Il concept plan del museo, curato dallo Studio Ardielli Fornasa Associati insieme a Mirko Scaratti, prevede 17 sezioni tematiche che uniscono esperienze digitali e analogiche in un percorso immersivo e multisensoriale. Gli spazi saranno flessibili, interattivi e accessibili, integrati in un contesto urbano con un parco pubblico attrezzato pensato come luogo di incontro e socialità.

«Abbiamo immaginato un dialogo costante tra architettura e città – ha spiegato l’architetto Marco Ardielli –. Il museo sarà un luogo di conoscenza e partecipazione, non un contenitore statico ma un’esperienza dinamica e condivisa, dove il visitatore diventa protagonista del racconto».

Tecnologie immersive e sostenibilità economica

Il membro del consiglio della Fondazione, Enrico Ghinato, ha illustrato la sostenibilità economico-finanziaria del progetto, sostenuto dalla Regione Veneto con 300 mila euro in tre anni grazie all’impegno del consigliere Enrico Corsi.
«Il museo – ha spiegato Ghinato – potrà generare 6 milioni di euro di fatturato nei primi anni, fino a raggiungere 12 milioni al decimo anno, con un investimento complessivo di 25 milioni. Le stime prevedono 80-130 nuovi posti di lavoro, tra diretti e indiretti».

Il business plan prevede una copertura mista: 8 milioni di equity privata, 7 milioni di finanziamento bancario e 10 milioni di sostegno pubblico. «Si tratta di un investimento strategico per un comparto, quello enologico, che rappresenta una colonna del Made in Italy – ha aggiunto Ghinato –. Il museo sarà un motore per l’enoturismo e la destagionalizzazione dei flussi, elevando la qualità dell’offerta turistica veronese».
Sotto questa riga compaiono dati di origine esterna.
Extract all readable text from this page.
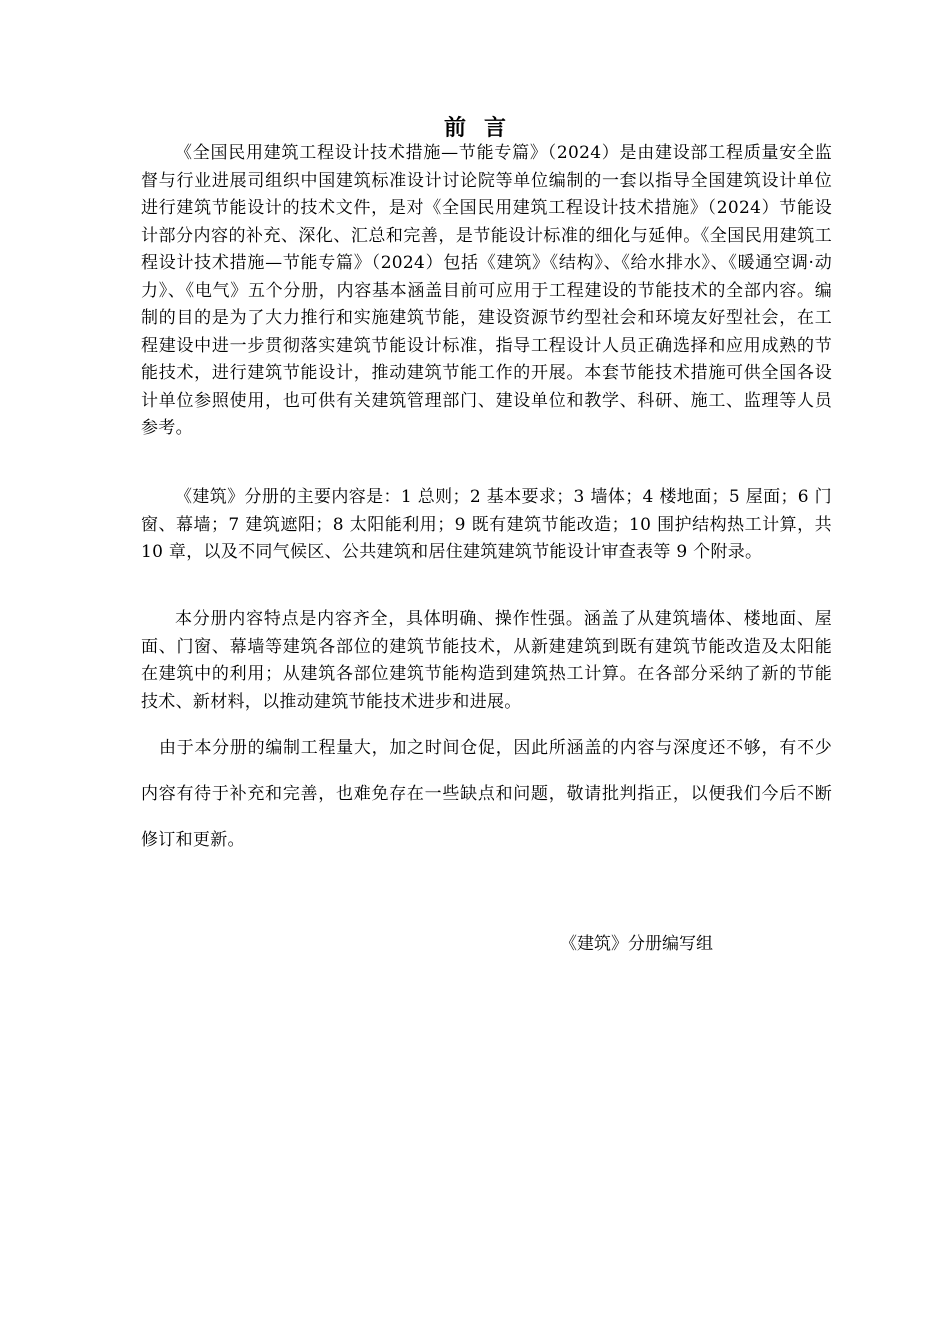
前言

《全国民用建筑工程设计技术措施—节能专篇》（2024）是由建设部工程质量安全监督与行业进展司组织中国建筑标准设计讨论院等单位编制的一套以指导全国建筑设计单位进行建筑节能设计的技术文件，是对《全国民用建筑工程设计技术措施》（2024）节能设计部分内容的补充、深化、汇总和完善，是节能设计标准的细化与延伸。《全国民用建筑工程设计技术措施—节能专篇》（2024）包括《建筑》《结构》、《给水排水》、《暖通空调·动力》、《电气》五个分册，内容基本涵盖目前可应用于工程建设的节能技术的全部内容。编制的目的是为了大力推行和实施建筑节能，建设资源节约型社会和环境友好型社会，在工程建设中进一步贯彻落实建筑节能设计标准，指导工程设计人员正确选择和应用成熟的节能技术，进行建筑节能设计，推动建筑节能工作的开展。本套节能技术措施可供全国各设计单位参照使用，也可供有关建筑管理部门、建设单位和教学、科研、施工、监理等人员参考。

《建筑》分册的主要内容是：1 总则；2 基本要求；3 墙体；4 楼地面；5 屋面；6 门窗、幕墙；7 建筑遮阳；8 太阳能利用；9 既有建筑节能改造；10 围护结构热工计算，共 10 章，以及不同气候区、公共建筑和居住建筑建筑节能设计审查表等 9 个附录。

本分册内容特点是内容齐全，具体明确、操作性强。涵盖了从建筑墙体、楼地面、屋面、门窗、幕墙等建筑各部位的建筑节能技术，从新建建筑到既有建筑节能改造及太阳能在建筑中的利用；从建筑各部位建筑节能构造到建筑热工计算。在各部分采纳了新的节能技术、新材料，以推动建筑节能技术进步和进展。

由于本分册的编制工程量大，加之时间仓促，因此所涵盖的内容与深度还不够，有不少内容有待于补充和完善，也难免存在一些缺点和问题，敬请批判指正，以便我们今后不断修订和更新。

《建筑》分册编写组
Contenuti, ricerca e dimensione internazionale

Tra gli interventi accademici, Steve Charters (Burgundy Business School, Master of Wine) e Graham Harding (Università di Oxford) hanno presentato la struttura dei contenuti del museo, ideata da un comitato scientifico internazionale.
«Il vino ha cambiato il genere umano più di quanto il genere umano abbia cambiato il vino – ha ricordato Harding, citando la frase che aprirà il percorso museale –. Il nuovo MUVIN racconterà il vino come specchio dell’evoluzione culturale e sociale dell’umanità».
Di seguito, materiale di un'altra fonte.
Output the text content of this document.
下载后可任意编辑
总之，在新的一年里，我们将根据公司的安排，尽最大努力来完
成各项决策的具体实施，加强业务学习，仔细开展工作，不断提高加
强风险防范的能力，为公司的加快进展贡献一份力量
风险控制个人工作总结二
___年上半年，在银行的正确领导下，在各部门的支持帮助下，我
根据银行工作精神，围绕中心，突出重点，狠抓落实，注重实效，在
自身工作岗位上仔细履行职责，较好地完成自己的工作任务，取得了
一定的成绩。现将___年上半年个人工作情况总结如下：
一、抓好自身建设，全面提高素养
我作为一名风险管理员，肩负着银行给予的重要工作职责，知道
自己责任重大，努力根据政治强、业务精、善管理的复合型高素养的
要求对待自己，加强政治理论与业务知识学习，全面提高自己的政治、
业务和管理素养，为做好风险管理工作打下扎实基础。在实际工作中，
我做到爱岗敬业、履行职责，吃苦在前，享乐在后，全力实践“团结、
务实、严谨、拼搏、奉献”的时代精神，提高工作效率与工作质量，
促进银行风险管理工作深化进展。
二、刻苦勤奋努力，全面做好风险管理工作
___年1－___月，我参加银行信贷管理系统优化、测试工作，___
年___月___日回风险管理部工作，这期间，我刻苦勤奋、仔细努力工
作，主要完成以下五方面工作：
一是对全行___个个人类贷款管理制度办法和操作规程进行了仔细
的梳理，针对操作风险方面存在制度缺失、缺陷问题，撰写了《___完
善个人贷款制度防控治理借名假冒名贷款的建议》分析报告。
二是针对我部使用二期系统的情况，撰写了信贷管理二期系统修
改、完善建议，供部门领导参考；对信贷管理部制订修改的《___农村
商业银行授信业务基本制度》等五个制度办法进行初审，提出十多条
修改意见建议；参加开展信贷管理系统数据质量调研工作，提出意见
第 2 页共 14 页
Nel suo contributo video, Giuseppe Costa, CEO di Costa Edutainment, ha sottolineato l’importanza di un modello di musealità esperienziale capace di unire educazione e intrattenimento. Il gruppo ha manifestato interesse a candidarsi alla gestione dell’hub.

Un laboratorio di innovazione per Verona e il Veneto

A chiudere la conferenza è stato Antonio Scuderi, CEO di Capitale Cultura Group e docente di Digital Heritage allo IED e alla Link University, che ha descritto il futuro percorso di visita:
«Il MUVIN offrirà un’esperienza immersiva e inclusiva, grazie a tecnologie di realtà estesa e intelligenza artificiale, con soluzioni su misura per bambini e persone con disabilità. La visita sarà personalizzabile e interattiva: i visitatori potranno contribuire in tempo reale all’evoluzione dei contenuti».

La Fondazione e la rete dei promotori

Fondata nel 2022, la Fondazione Museo del Vino MUVIN è un’istituzione senza scopo di lucro che riunisce tutte le principali associazioni economiche veronesi: Coldiretti, Confagricoltura, CIA, Avive (Consorzi DOC e DOCG), Confcommercio, Confesercenti, API e Confcooperative.
È la prima volta a Verona che il mondo produttivo e quello culturale collaborano in modo così ampio per un progetto con forti ricadute sul turismo e sull’economia locale.

Grazie al contributo della Regione Veneto, la Fondazione ha inoltre lanciato Winepedia, una sezione del sito www.fondazionemuseodelvino.it che raccoglie oltre 100 schede tematiche sulla cultura e l’economia del vino, a cura di esperti del settore.